I have read this passage mulitiple times, but never really wearing a clinical hat. For there is an error here, and it is not to do with Judas.
1When morning came, all the chief priests and the elders of the people conferred together against Jesus in order to bring about his death. 2They bound him, led him away, and handed him over to Pilate the governor.
3When Judas, his betrayer, saw that Jesus was condemned, he repented and brought back the thirty pieces of silver to the chief priests and the elders. 4He said, “I have sinned by betraying innocent blood.” But they said, “What is that to us? See to it yourself.” 5Throwing down the pieces of silver in the temple, he departed; and he went and hanged himself. 6But the chief priests, taking the pieces of silver, said, “It is not lawful to put them into the treasury, since they are blood money.” 7After conferring together, they used them to buy the potter’s field as a place to bury foreigners. 8For this reason that field has been called the Field of Blood to this day. 9Then was fulfilled what had been spoken through the prophet Jeremiah, “And they took the thirty pieces of silver, the price of the one on whom a price had been set, on whom some of the people of Israel had set a price, 10and they gave them for the potter’s field, as the Lord commanded me.”
I’m reading this in the afternoon. Unlike most days, I am not doing by lectionary blog in the morining: I have instead done by clinical day and some research. And this morning I interviewed a person who wanted to kill himself. He was facing consequences of his actions. And as a consequence, he attempted to kill himself. This is about the second or third most common reason people see me: this is common .
I talked to him: he is shamed (common) guilty about actions (common) and uncertain of a way forward (common). I offered him shelter for a few hours to days, discussed the need for counsel and some practical things he could do… and did not abandon him.

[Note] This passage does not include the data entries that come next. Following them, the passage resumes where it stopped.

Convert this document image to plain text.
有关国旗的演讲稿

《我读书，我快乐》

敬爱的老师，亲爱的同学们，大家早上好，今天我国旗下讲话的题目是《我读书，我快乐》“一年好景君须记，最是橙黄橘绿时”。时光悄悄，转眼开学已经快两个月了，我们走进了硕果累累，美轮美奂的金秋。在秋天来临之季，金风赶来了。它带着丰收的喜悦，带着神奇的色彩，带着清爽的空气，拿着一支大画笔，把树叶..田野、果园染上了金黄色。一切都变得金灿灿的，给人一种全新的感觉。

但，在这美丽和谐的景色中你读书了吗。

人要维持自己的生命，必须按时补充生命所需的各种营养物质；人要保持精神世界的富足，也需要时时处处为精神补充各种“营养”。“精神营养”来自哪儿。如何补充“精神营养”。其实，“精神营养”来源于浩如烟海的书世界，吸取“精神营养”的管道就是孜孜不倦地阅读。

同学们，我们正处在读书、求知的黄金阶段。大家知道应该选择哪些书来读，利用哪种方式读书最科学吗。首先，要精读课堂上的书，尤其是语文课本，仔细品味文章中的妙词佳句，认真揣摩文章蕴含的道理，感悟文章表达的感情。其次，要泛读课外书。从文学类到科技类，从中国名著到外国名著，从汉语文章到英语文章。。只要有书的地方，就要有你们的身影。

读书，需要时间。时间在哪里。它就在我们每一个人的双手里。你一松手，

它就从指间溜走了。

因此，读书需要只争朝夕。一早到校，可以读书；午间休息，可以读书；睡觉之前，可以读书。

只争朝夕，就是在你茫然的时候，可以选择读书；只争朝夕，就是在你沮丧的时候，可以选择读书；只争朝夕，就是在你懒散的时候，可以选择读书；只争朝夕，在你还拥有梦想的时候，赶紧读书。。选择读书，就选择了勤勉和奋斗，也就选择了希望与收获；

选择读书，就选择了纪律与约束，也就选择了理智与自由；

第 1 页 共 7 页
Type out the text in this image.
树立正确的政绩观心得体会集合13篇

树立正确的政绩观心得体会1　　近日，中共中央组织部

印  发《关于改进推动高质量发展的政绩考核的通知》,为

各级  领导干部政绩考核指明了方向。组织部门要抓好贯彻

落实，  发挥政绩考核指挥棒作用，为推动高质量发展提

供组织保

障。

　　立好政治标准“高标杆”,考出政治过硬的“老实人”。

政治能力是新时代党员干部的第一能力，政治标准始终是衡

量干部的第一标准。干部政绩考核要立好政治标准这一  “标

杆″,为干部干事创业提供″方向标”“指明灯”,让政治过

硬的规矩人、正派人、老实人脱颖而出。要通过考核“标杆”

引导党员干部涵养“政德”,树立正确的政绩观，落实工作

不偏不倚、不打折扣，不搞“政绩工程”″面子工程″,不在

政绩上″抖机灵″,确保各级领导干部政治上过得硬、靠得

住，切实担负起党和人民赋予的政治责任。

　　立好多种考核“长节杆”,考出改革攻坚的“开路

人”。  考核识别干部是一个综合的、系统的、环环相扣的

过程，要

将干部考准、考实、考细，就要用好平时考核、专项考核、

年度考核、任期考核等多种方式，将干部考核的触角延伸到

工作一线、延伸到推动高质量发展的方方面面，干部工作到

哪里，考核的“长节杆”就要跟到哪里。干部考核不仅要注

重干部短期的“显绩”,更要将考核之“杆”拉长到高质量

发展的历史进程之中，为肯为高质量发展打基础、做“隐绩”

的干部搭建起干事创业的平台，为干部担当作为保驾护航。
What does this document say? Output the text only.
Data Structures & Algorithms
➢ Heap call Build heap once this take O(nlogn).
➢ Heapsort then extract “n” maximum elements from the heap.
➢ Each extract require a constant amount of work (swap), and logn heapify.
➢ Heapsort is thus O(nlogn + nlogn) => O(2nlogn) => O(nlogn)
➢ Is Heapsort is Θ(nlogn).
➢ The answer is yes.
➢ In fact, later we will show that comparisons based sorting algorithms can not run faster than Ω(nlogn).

Or damn him.
The Pharisees damned and then abandoned Judas, who was their tool. He threw the money at them then hung himself. So the council busied thmeselves with a pious conversation about the correct disposition of blood money.
Now the ultracalvinist will say that the hand of God let judas fall into perdition and prevented that gentle word that would have stopped him from slowly strangling on a piece of rope.
I’m not sure if I can be that harsh. Judas betrayed Christ, which was evil — and died by his own hand. Peter denied Christ — which was cowardly, and all the other disciples abandoned him. But they were restored.
I keep on wondering if a gentle word could have turned his spirit. Judas had repented of his deed. This is the time for gentleness and support of that person — not damning him while ignoring our own sins and frailty.
Which, like the Pharisees, we are all to quick to do.